Expectation a RV with negative binomial distribution

Hi,

In a derivation for the expectation of an RV with a geometric distribution I have the following:

$\displaystyle E(X) = \sum^{\infty}_{k=r} k \binom{k-1}{r-1}p^{r} (1-p)^{k-r} = \frac{r}{p} \sum^{\infty}_{k=r} \binom{k}{r} p^{r+1} (1-p)^{k-r} = \frac{r}{p} $

I have several questions.

1. What sorcery took place with the binomial coefficient and k, such that k disappeared, r appeared as a factor and its now $\displaystyle \binom{k}{r}$ rather than$\displaystyle \binom{k-1}{r-1}$ ?

2. Presumably the logic is that $\displaystyle \sum^{\infty}_{k=r} \binom{k}{r} p^{r+1} (1-p)^{k-r} = 1$. Can anyone show me how to prove this and what class of distribution is this, not binomial right?

Many thanks in advance.
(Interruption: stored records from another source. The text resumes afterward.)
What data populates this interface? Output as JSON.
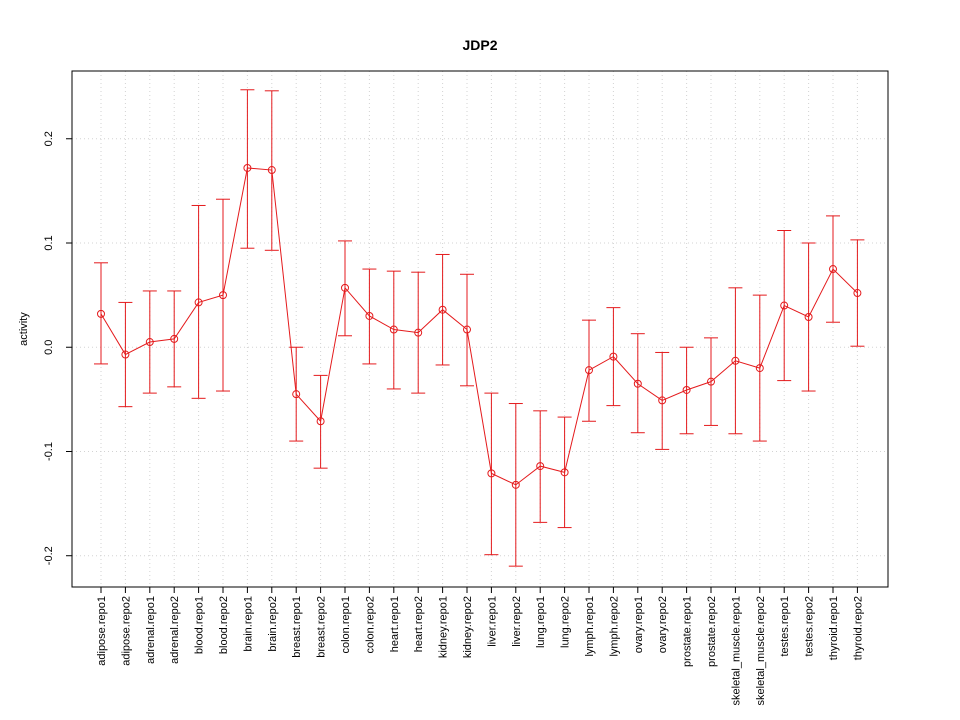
{
  "chart_data": {
    "type": "line",
    "title": "JDP2",
    "xlabel": "",
    "ylabel": "activity",
    "ylim": [
      -0.23,
      0.265
    ],
    "y_ticks": [
      -0.2,
      -0.1,
      0.0,
      0.1,
      0.2
    ],
    "y_tick_labels": [
      "-0.2",
      "-0.1",
      "0.0",
      "0.1",
      "0.2"
    ],
    "grid": true,
    "categories": [
      "adipose.repo1",
      "adipose.repo2",
      "adrenal.repo1",
      "adrenal.repo2",
      "blood.repo1",
      "blood.repo2",
      "brain.repo1",
      "brain.repo2",
      "breast.repo1",
      "breast.repo2",
      "colon.repo1",
      "colon.repo2",
      "heart.repo1",
      "heart.repo2",
      "kidney.repo1",
      "kidney.repo2",
      "liver.repo1",
      "liver.repo2",
      "lung.repo1",
      "lung.repo2",
      "lymph.repo1",
      "lymph.repo2",
      "ovary.repo1",
      "ovary.repo2",
      "prostate.repo1",
      "prostate.repo2",
      "skeletal_muscle.repo1",
      "skeletal_muscle.repo2",
      "testes.repo1",
      "testes.repo2",
      "thyroid.repo1",
      "thyroid.repo2"
    ],
    "series": [
      {
        "values": [
          0.032,
          -0.007,
          0.005,
          0.008,
          0.043,
          0.05,
          0.172,
          0.17,
          -0.045,
          -0.071,
          0.057,
          0.03,
          0.017,
          0.014,
          0.036,
          0.017,
          -0.121,
          -0.132,
          -0.114,
          -0.12,
          -0.022,
          -0.009,
          -0.035,
          -0.051,
          -0.041,
          -0.033,
          -0.013,
          -0.02,
          0.04,
          0.029,
          0.075,
          0.052
        ],
        "upper": [
          0.081,
          0.043,
          0.054,
          0.054,
          0.136,
          0.142,
          0.247,
          0.246,
          0.0,
          -0.027,
          0.102,
          0.075,
          0.073,
          0.072,
          0.089,
          0.07,
          -0.044,
          -0.054,
          -0.061,
          -0.067,
          0.026,
          0.038,
          0.013,
          -0.005,
          0.0,
          0.009,
          0.057,
          0.05,
          0.112,
          0.1,
          0.126,
          0.103
        ],
        "lower": [
          -0.016,
          -0.057,
          -0.044,
          -0.038,
          -0.049,
          -0.042,
          0.095,
          0.093,
          -0.09,
          -0.116,
          0.011,
          -0.016,
          -0.04,
          -0.044,
          -0.017,
          -0.037,
          -0.199,
          -0.21,
          -0.168,
          -0.173,
          -0.071,
          -0.056,
          -0.082,
          -0.098,
          -0.083,
          -0.075,
          -0.083,
          -0.09,
          -0.032,
          -0.042,
          0.024,
          0.001
        ],
        "color": "#e41a1c"
      }
    ]
  }
}
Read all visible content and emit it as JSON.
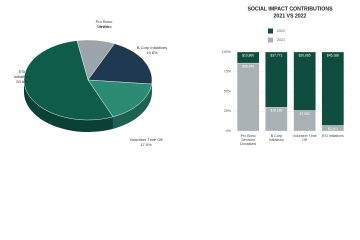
{
  "chart_data": [
    {
      "type": "pie3d",
      "categories": [
        "Pro Bono Services",
        "B Corp Initiatives",
        "Volunteer Time Off",
        "ESI Initiatives"
      ],
      "values": [
        9.6,
        19.8,
        17.0,
        53.6
      ],
      "value_labels": [
        "9.6%",
        "19.8%",
        "17.0%",
        "53.6%"
      ],
      "colors": [
        "#9aa4aa",
        "#1f3a50",
        "#2b8c73",
        "#0f5c4b"
      ]
    },
    {
      "type": "bar",
      "stacking": "percent",
      "title": "SOCIAL IMPACT CONTRIBUTIONS",
      "subtitle": "2021 VS 2022",
      "categories": [
        "Pro Bono Services Donations",
        "B Corp Initiatives",
        "Volunteer Time Off",
        "ESI Initiatives"
      ],
      "series": [
        {
          "name": "2021",
          "color": "#a9b1b5",
          "values": [
            66348,
            16186,
            7052,
            3401
          ],
          "value_labels": [
            "$66,348",
            "$16,186",
            "$7,052",
            "$3,401"
          ]
        },
        {
          "name": "2022",
          "color": "#0f4d3e",
          "values": [
            10800,
            37771,
            20085,
            45188
          ],
          "value_labels": [
            "$10,800",
            "$37,771",
            "$20,085",
            "$45,188"
          ]
        }
      ],
      "ylim": [
        0,
        100
      ],
      "yticks": [
        {
          "value": 0,
          "label": "0%"
        },
        {
          "value": 25,
          "label": "25%"
        },
        {
          "value": 50,
          "label": "50%"
        },
        {
          "value": 75,
          "label": "75%"
        },
        {
          "value": 100,
          "label": "100%"
        }
      ],
      "grid": true
    }
  ]
}
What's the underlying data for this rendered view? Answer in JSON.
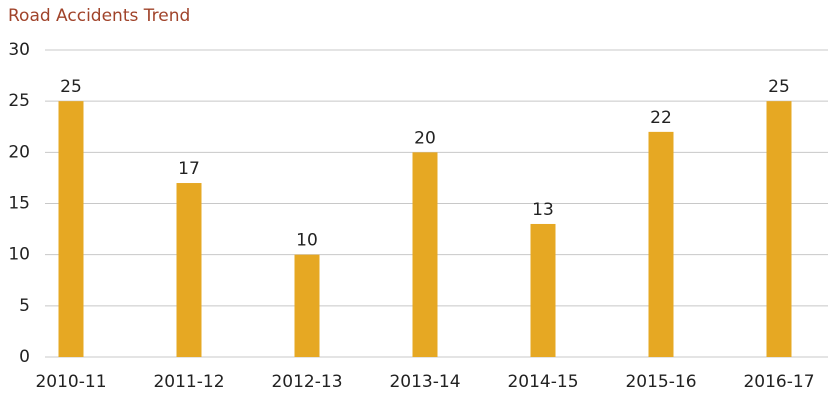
{
  "chart_data": {
    "type": "bar",
    "title": "Road Accidents Trend",
    "categories": [
      "2010-11",
      "2011-12",
      "2012-13",
      "2013-14",
      "2014-15",
      "2015-16",
      "2016-17"
    ],
    "values": [
      25,
      17,
      10,
      20,
      13,
      22,
      25
    ],
    "color": "#e6a823",
    "ylim": [
      0,
      30
    ],
    "yticks": [
      0,
      5,
      10,
      15,
      20,
      25,
      30
    ],
    "grid": true
  }
}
MD.

Re: Expectation a RV with negative binomial distribution

For your first question..

$\displaystyle k\binom{k-1}{r-1}p^r$

$\displaystyle =\frac{r}{p}\frac{k}{r}\binom{k-1}{r-1}p^{r+1}$

$\displaystyle =\frac{r}{p}\frac{k}{r}\frac{(k-1)!}{(k-r)!(r-1)!}p^{r+1}$

$\displaystyle =\frac{r}{p}\frac{k!}{(k-r)!r!}p^{r+1}$

$\displaystyle =\frac{r}{p}\binom{k}{r}p^{r+1}$

I haven't answered your second question but if you're trying to find E(X) for a geometric distribution I think there is an easier way.

$\displaystyle \displaystyle E(X)=\sum_{i=1}^\infty i p q ^{i-1}$

$\displaystyle \displaystyle =p\sum_{i=1}^\infty \frac{d}{dq}q^i$

$\displaystyle \displaystyle =p \frac{d}{dq} \sum_{i=1}^\infty q^i$

etc.